In light of the following circumstances revealed by the aforementioned evidence, i.e., ① the Plaintiff’s withdrawal from the company’s account for 208 taxable year, and 209 taxable year, the details are not verified. ② The Plaintiff also deposited the company’s account for 2009 taxable year; ③ the details of the Plaintiff’s financial transaction with the company and the company are inconsistent with considerable part of the details of the Plaintiff’s financial transaction with the company. ④ The Plaintiff asserted that the instant provisional deposit account was only made at the company’s office for the purpose of coordinating the balance of cash receipts and disbursements, but there is no objective evidence to support this, and there is no special circumstance that the Plaintiff’s initial payment was made at the company’s office for 200 years after the Plaintiff took office as the representative director, and it is difficult to view that the Plaintiff’s initial payment of the instant provisional deposit account was made at the company’s office for 10 years after the Plaintiff’s appointment of the representative director. It is reasonable to view that the Plaintiff’s initial payment of the instant case’s 20.13.
In this regard, even if the issue amount of this case was leaked out, the Plaintiff asserts that the company of this case should dispose of it as internal reserve rather than bonus in accordance with the main sentence of Article 106(4) of the former Enforcement Decree of the Corporate Tax Act, which was enforced at the time of the revised return, since the company of this case included the issue amount of this case in its gross income within the revised return period under Article 45 of the Framework Act on National Taxes.
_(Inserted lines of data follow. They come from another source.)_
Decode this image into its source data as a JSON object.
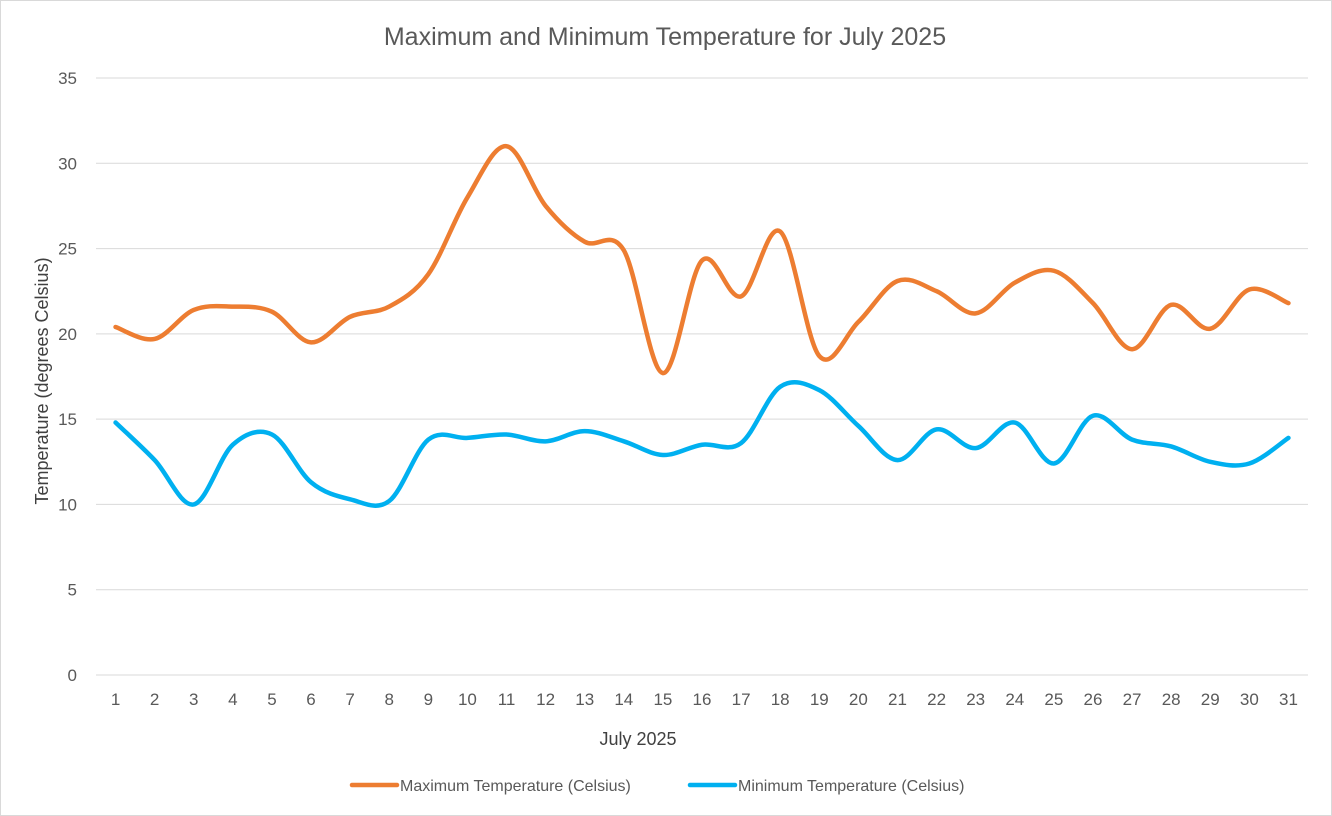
{
  "chart_data": {
    "type": "line",
    "title": "Maximum and Minimum Temperature for July 2025",
    "xlabel": "July 2025",
    "ylabel": "Temperature (degrees Celsius)",
    "categories": [
      "1",
      "2",
      "3",
      "4",
      "5",
      "6",
      "7",
      "8",
      "9",
      "10",
      "11",
      "12",
      "13",
      "14",
      "15",
      "16",
      "17",
      "18",
      "19",
      "20",
      "21",
      "22",
      "23",
      "24",
      "25",
      "26",
      "27",
      "28",
      "29",
      "30",
      "31"
    ],
    "y_ticks": [
      "0",
      "5",
      "10",
      "15",
      "20",
      "25",
      "30",
      "35"
    ],
    "ylim": [
      0,
      35
    ],
    "grid": true,
    "legend_position": "bottom",
    "series": [
      {
        "name": "Maximum Temperature (Celsius)",
        "color": "#ED7D31",
        "values": [
          20.4,
          19.7,
          21.4,
          21.6,
          21.3,
          19.5,
          21.0,
          21.6,
          23.5,
          28.0,
          31.0,
          27.5,
          25.4,
          24.9,
          17.7,
          24.3,
          22.2,
          26.0,
          18.7,
          20.7,
          23.1,
          22.5,
          21.2,
          23.0,
          23.7,
          21.8,
          19.1,
          21.7,
          20.3,
          22.6,
          21.8
        ]
      },
      {
        "name": "Minimum Temperature (Celsius)",
        "color": "#00B0F0",
        "values": [
          14.8,
          12.6,
          10.0,
          13.5,
          14.1,
          11.3,
          10.3,
          10.2,
          13.8,
          13.9,
          14.1,
          13.7,
          14.3,
          13.7,
          12.9,
          13.5,
          13.6,
          16.9,
          16.7,
          14.6,
          12.6,
          14.4,
          13.3,
          14.8,
          12.4,
          15.2,
          13.8,
          13.4,
          12.5,
          12.4,
          13.9
        ]
      }
    ]
  }
}
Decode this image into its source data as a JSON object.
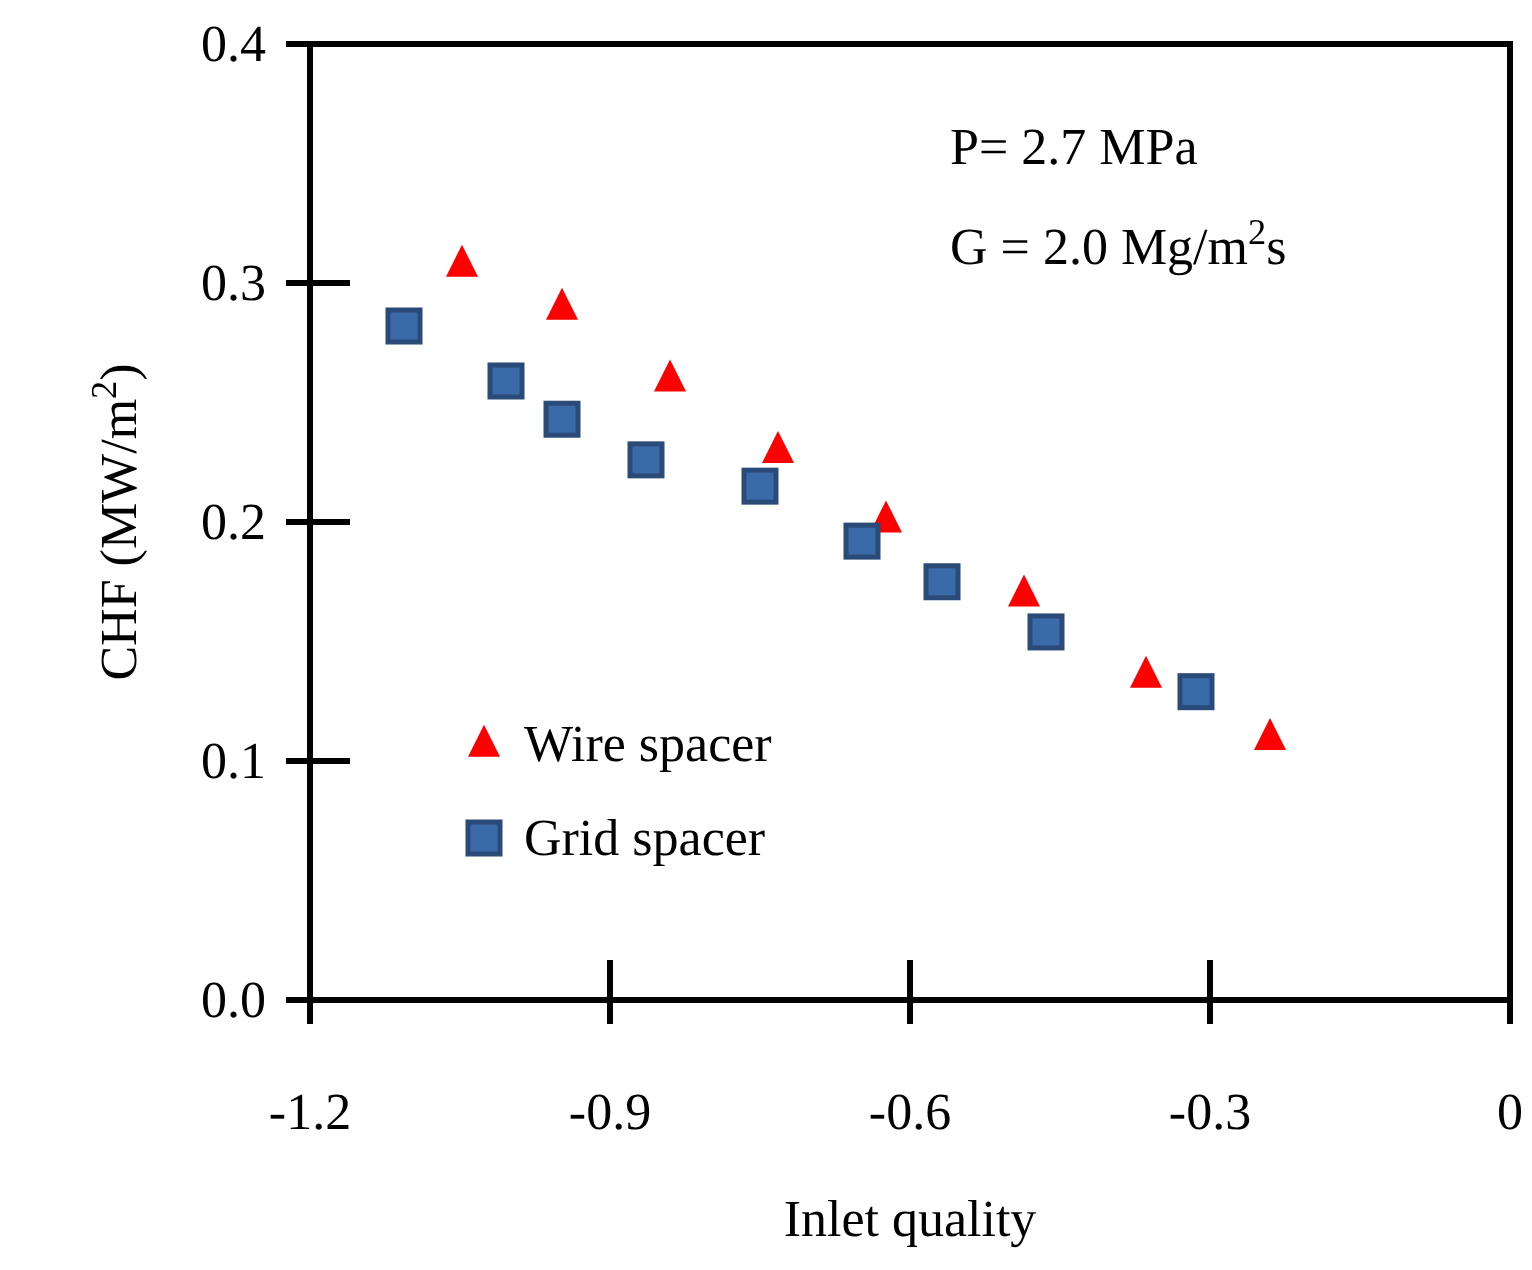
{
  "chart_data": {
    "type": "scatter",
    "xlabel": "Inlet quality",
    "ylabel": "CHF (MW/m$^{2}$)",
    "annotations": [
      "P= 2.7 MPa",
      "G = 2.0 Mg/m$^{2}$s"
    ],
    "xlim": [
      -1.2,
      0
    ],
    "xticks": [
      -1.2,
      -0.9,
      -0.6,
      -0.3,
      0
    ],
    "ylim": [
      0,
      0.4
    ],
    "yticks": [
      {
        "value": 0,
        "label": "0.0"
      },
      0.1,
      0.2,
      0.3,
      0.4
    ],
    "grid": false,
    "legend": "bottom left",
    "series": [
      {
        "name": "Wire spacer",
        "color": "#ff0000",
        "marker": "triangle",
        "x": [
          -1.048,
          -0.948,
          -0.84,
          -0.732,
          -0.624,
          -0.486,
          -0.364,
          -0.24
        ],
        "values": [
          0.308,
          0.29,
          0.26,
          0.23,
          0.201,
          0.17,
          0.136,
          0.11
        ]
      },
      {
        "name": "Grid spacer",
        "color": "#3a6aa8",
        "marker": "square",
        "x": [
          -1.106,
          -1.004,
          -0.948,
          -0.864,
          -0.75,
          -0.648,
          -0.568,
          -0.464,
          -0.314
        ],
        "values": [
          0.282,
          0.259,
          0.243,
          0.226,
          0.215,
          0.192,
          0.175,
          0.154,
          0.129
        ]
      }
    ]
  }
}
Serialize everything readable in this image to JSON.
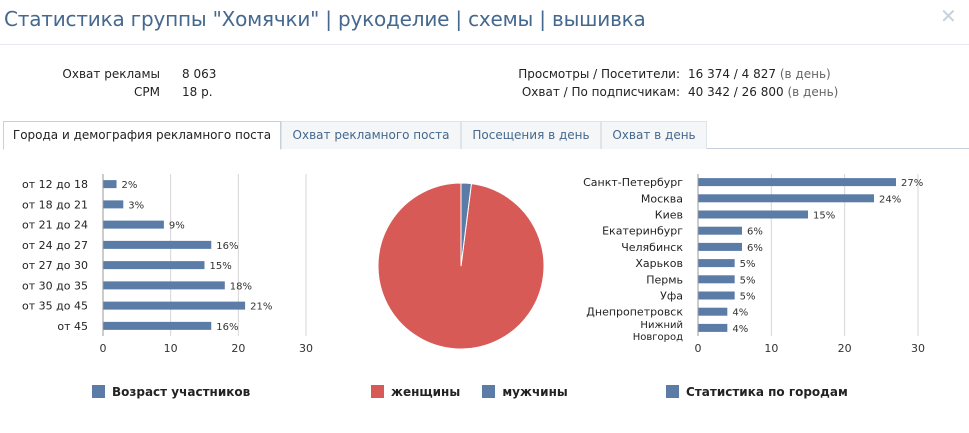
{
  "header": {
    "title": "Статистика группы \"Хомячки\" | рукоделие | схемы | вышивка",
    "close_icon": "close-icon"
  },
  "summary": {
    "reach_label": "Охват рекламы",
    "reach_value": "8 063",
    "cpm_label": "CPM",
    "cpm_value": "18 р.",
    "views_label": "Просмотры / Посетители:",
    "views_value": "16 374 / 4 827",
    "views_unit": "(в день)",
    "subs_label": "Охват / По подписчикам:",
    "subs_value": "40 342 / 26 800",
    "subs_unit": "(в день)"
  },
  "tabs": [
    {
      "label": "Города и демография рекламного поста",
      "active": true
    },
    {
      "label": "Охват рекламного поста",
      "active": false
    },
    {
      "label": "Посещения в день",
      "active": false
    },
    {
      "label": "Охват в день",
      "active": false
    }
  ],
  "colors": {
    "bar": "#5b7ca6",
    "women": "#d85a56",
    "men": "#5b7ca6",
    "grid": "#d5d5d5"
  },
  "chart_data": [
    {
      "type": "bar",
      "orientation": "horizontal",
      "categories": [
        "от 12 до 18",
        "от 18 до 21",
        "от 21 до 24",
        "от 24 до 27",
        "от 27 до 30",
        "от 30 до 35",
        "от 35 до 45",
        "от 45"
      ],
      "values": [
        2,
        3,
        9,
        16,
        15,
        18,
        21,
        16
      ],
      "data_labels": [
        "2%",
        "3%",
        "9%",
        "16%",
        "15%",
        "18%",
        "21%",
        "16%"
      ],
      "xlim": [
        0,
        30
      ],
      "xticks": [
        "0",
        "10",
        "20",
        "30"
      ],
      "grid": true,
      "legend": "Возраст участников"
    },
    {
      "type": "pie",
      "slices": [
        {
          "name": "женщины",
          "value": 98
        },
        {
          "name": "мужчины",
          "value": 2
        }
      ],
      "legend_entries": [
        "женщины",
        "мужчины"
      ]
    },
    {
      "type": "bar",
      "orientation": "horizontal",
      "categories": [
        "Санкт-Петербург",
        "Москва",
        "Киев",
        "Екатеринбург",
        "Челябинск",
        "Харьков",
        "Пермь",
        "Уфа",
        "Днепропетровск",
        "Нижний Новгород"
      ],
      "values": [
        27,
        24,
        15,
        6,
        6,
        5,
        5,
        5,
        4,
        4
      ],
      "data_labels": [
        "27%",
        "24%",
        "15%",
        "6%",
        "6%",
        "5%",
        "5%",
        "5%",
        "4%",
        "4%"
      ],
      "xlim": [
        0,
        30
      ],
      "xticks": [
        "0",
        "10",
        "20",
        "30"
      ],
      "grid": true,
      "legend": "Статистика по городам"
    }
  ]
}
In light of the following circumstances, i.e., (i) the EE director of the tax office reviewed the aggregate of the tax invoices belonging to the company of this case on May 12, 2009 and the tax invoices belonging to the EE director of the tax office on May 12, 2009; (ii) the plaintiff submitted a revised corporate tax return only after it submitted a revised tax return; (iii) the tax investigation of the company of this case can only be accompanied by the company of this case if there is no explanation as to the omission of the sales revenue; and (iv) the amount of the provisional tax of this case was not entered in the sales account in order to reduce the burden of corporate tax at the tax office of the tax accountant of this case and entered in the accounts of the company of this case, and (iii) the amount of the provisional tax of this case was stated in the revised tax invoice of this case without entering it in the sales account; and (iv) the Seoul High Court Decision 20130Nu14979 decided May 24, 2012.
Therefore, this case constitutes a case stipulated in the proviso of Article 106 (4) of the former Enforcement Decree of the Corporate Tax Act, and thus, this case cannot be disposed of as internal reserve pursuant to the proviso of the same paragraph, and it must be disposed of as a bonus to the representative director.
The disposition of this case, which was made on the same premise, is legitimate, and the plaintiff's assertion is without merit.
3. Conclusion
Therefore, the plaintiff's claim of this case is dismissed as it is without merit. It is so decided as per Disposition.